• Updated 2023-07-12: Hello, Guest! Welcome back, and be sure to check out this follow-up post about our outage a week or so ago.

Could A/UX Run On An 040?

CC_333

Well-known member
Hi,

The reason I ask is because I have a Quadra 950, and A/UX would be a fun thing to play with on there.

c

 

CC_333

Well-known member
Excellent!

I had forgotten about that page.

So, next step I guess is to determine if my CD-ROM drive is compatible, make a disk, and install away!

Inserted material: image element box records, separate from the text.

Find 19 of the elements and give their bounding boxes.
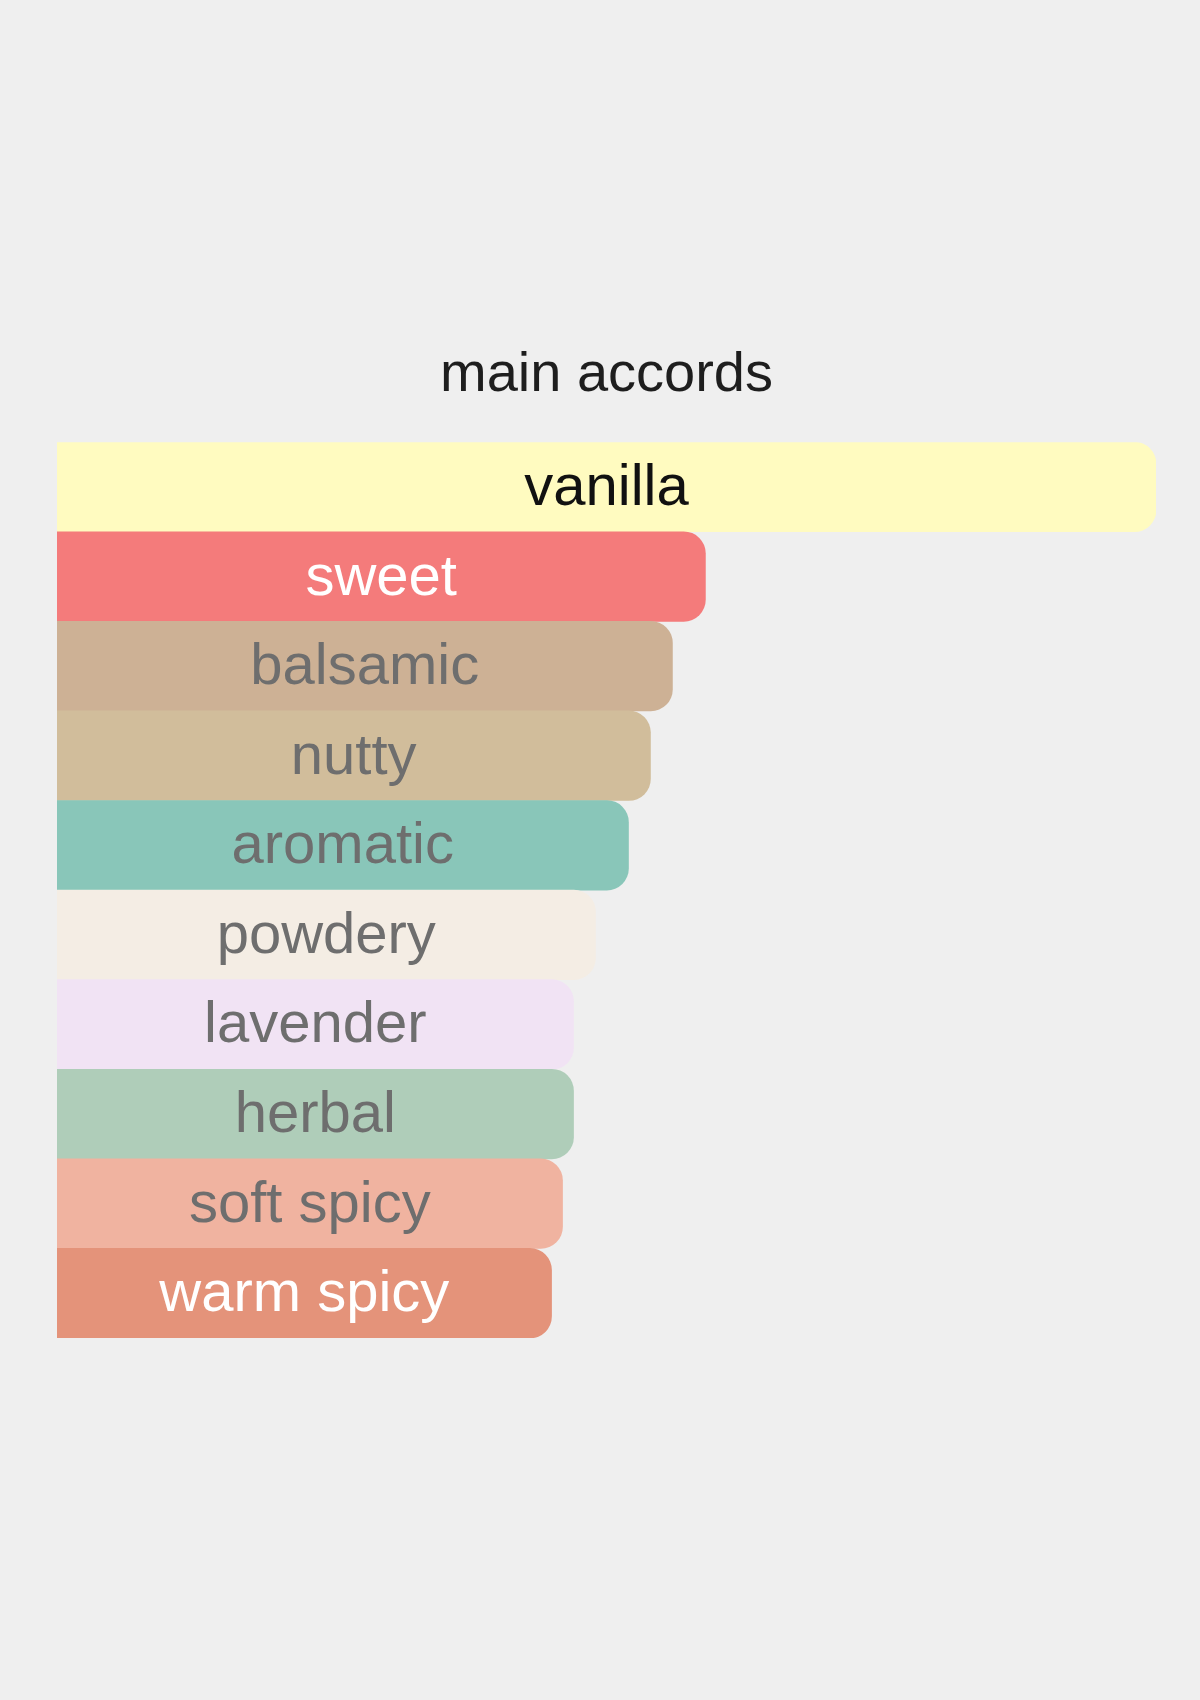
y-tick-label: herbal [234,1079,396,1145]
bar [57,531,706,622]
bar [57,1248,552,1338]
y-tick-label: aromatic [231,810,454,876]
y-tick-label: soft spicy [188,1168,431,1234]
y-tick-label: powdery [216,899,436,965]
y-tick-label: lavender [204,989,427,1055]
bar [57,442,1156,533]
y-tick-label: warm spicy [158,1258,450,1324]
y-tick-label: balsamic [250,631,480,697]
bar [57,889,596,981]
y-tick-label: sweet [305,541,457,607]
y-tick-label: nutty [290,720,417,786]
bar [57,1068,574,1160]
chart-title: main accords [439,340,774,404]
bar [57,979,574,1070]
bar [57,1158,563,1249]
y-tick-label: vanilla [524,451,690,517]
bar [57,800,629,891]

I just need to figure out how :-/ .

c

 

uniserver

Well-known member
yeah, let me know too,

i talked to mcdermd about installing A/UX, he said its not bad … its just once you get it installed its kind of useless.

 

Gorgonops

Moderator
Staff member
once you get it installed its kind of useless.
Is there much you can install on a 68k Mac that isn't kind of useless anymore? (In the "wouldn't it be easier at this point to just use something newer?" sense of useless.)

 

CC_333

Well-known member
I don't really care if it's useless, I just want to install it because I can.

By the way, it probably isn't useless for the tasks that were expected of it in the early 90s (it could still be useful on a small server with a low amount of traffic, for example).

c

 

Gorgonops

Moderator
Staff member
Have you ever installed A/UX? Experiences?
A decade or so ago I wrote a short article with some screenshots about my experiences playing with it for a few days on a Quadra 650. (It was posted on Applefritter, seems to be gone or unlinked now.) So yes, I've installed it, and yes, it's an interesting piece of history.

By the way, it probably isn't useless for the tasks that were expected of it in the early 90s
It certainly was useful for a few things back then (the special version of Appleshare that ran on the ANS 95 was much faster than the MacOS-based version), and it also apparently was very useful for sharing Apple-branded printers with other-brand UNIX computers on a network. So sure, it was useful back then. But on the flip side, it was never really common enough to have much third-party software specifically written for it so other than playing with the bundled widgets and going "oooh, aaaah!" there's really not much to do with it today other than installing the antiquated open-source archives and treating it like a really old and insecure Linux box.

 

mcdermd

Well-known member
An appleshare server running on A/UX allows *nix workstations to print to Laserwriters too, no? Interoperability was not an insignificant task in the late 1980s.

 

Gorgonops

Moderator
Staff member
An appleshare server running on A/UX allows *nix workstations to print to Laserwriters too, no?
You actually didn't need the Appleshare server for that. The magic trick you could do with an A/UX box, any A/UX box, was that you could select a Localtalk-connected Laserwriter and share it with the LPR daemon over the Ethernet port. That ability made it not unusual to find *one* A/UX box in a lab otherwise full of, say, SUN workstations acting as a bridge to let the UNIX geeks use the same printers as the Mac-using desktop publishing drones.

Granted buying a Mac with A/UX *just* to do this probably cost as much as a decent laser printer, but you could use the same box to share multiple printers.

 

Anonymous Freak

Well-known member
Dangit... I have a WGS95 card (the dedicated SCSI+ROM card that made a Quadra 950 boot only into A/UX,) but not Q950 to put it in! (Apparently it works in a Q650, which I do have running A/UX, but it doesn't fit with the case closed, and the Q650 has a monitor on top, so I can't easily do that.)

 

CC_333

Well-known member
Dangit... I have a WGS95 card (the dedicated SCSI+ROM card that made a Quadra 950 boot only into A/UX,) but not Q950 to put it in!
I have mine... is it something you're willing to let go of for $***?
If not, are they easy to find? Somehow, I think not, but I'd like to be told otherwise.

Meanwhile, it'll still run A/UX just fine as is.